If URL fails with timeout or 5xx error:
1. Retry once after 3-second delay
2. If second attempt succeeds: PASS
3. If second attempt fails: FAIL (report as unreliable)

**Do not retry:**
- 404 Not Found (permanent)
- 403 Forbidden (permission issue)
- DNS failure (domain issue)

## Success Criteria

Link verification passes when:
- All URLs return 200 OK (or 301/302 to 200 OK)
- All quoted text exists verbatim in sources
- Zero placeholders detected
- All attributions match source metadata
- Verification report shows PASS status

## Common Mistakes

| Mistake | Fix |
|---------|-----|
| Ignoring 301 redirects | Follow redirect and verify final destination |
| Accepting paraphrased quotes | Find verbatim match or remove quote formatting |
| Leaving placeholder links | Replace with actual sources |
| Skipping retries for timeouts | Retry once, then report if still failing |
| Not checking attribution accuracy | Verify author/title match source metadata |

## Related Skills

- **citation-compliance**: Invokes this skill for URL validation
- **content-verification**: Uses this skill for explicit verification step
- **source-integrity**: Validates source metadata (complementary concern)

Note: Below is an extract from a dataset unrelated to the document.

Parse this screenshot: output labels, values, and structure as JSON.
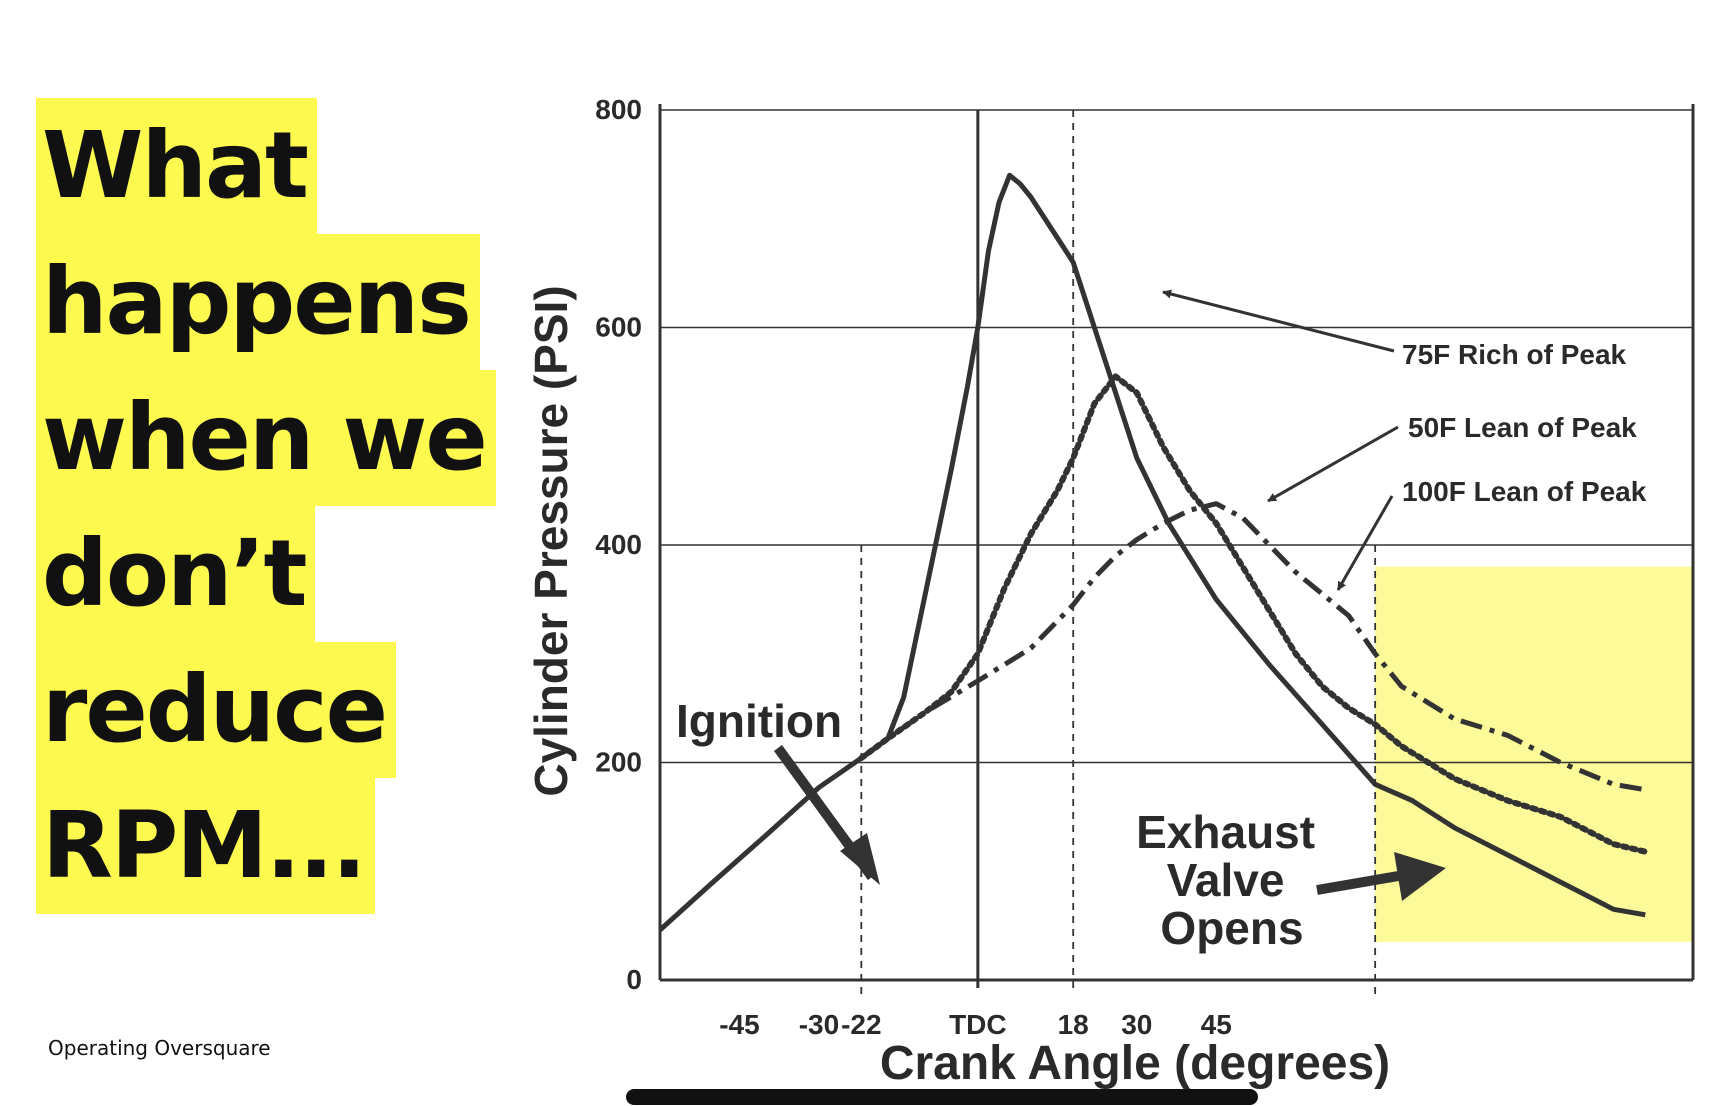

## Anti-Rationalization Blocks

Common excuses that are **explicitly rejected**:

| Rationalization | Reality |
|----------------|---------|
| "Link worked yesterday" | Verify every time. No assumptions. |
| "Quote is close enough" | Verbatim or not a quote. |
| "Placeholder is obvious" | Replace with actual source. |
| "One broken link is fine" | Zero tolerance. Fix or fail. |
| "We'll verify later" | Verify now or block workflow. |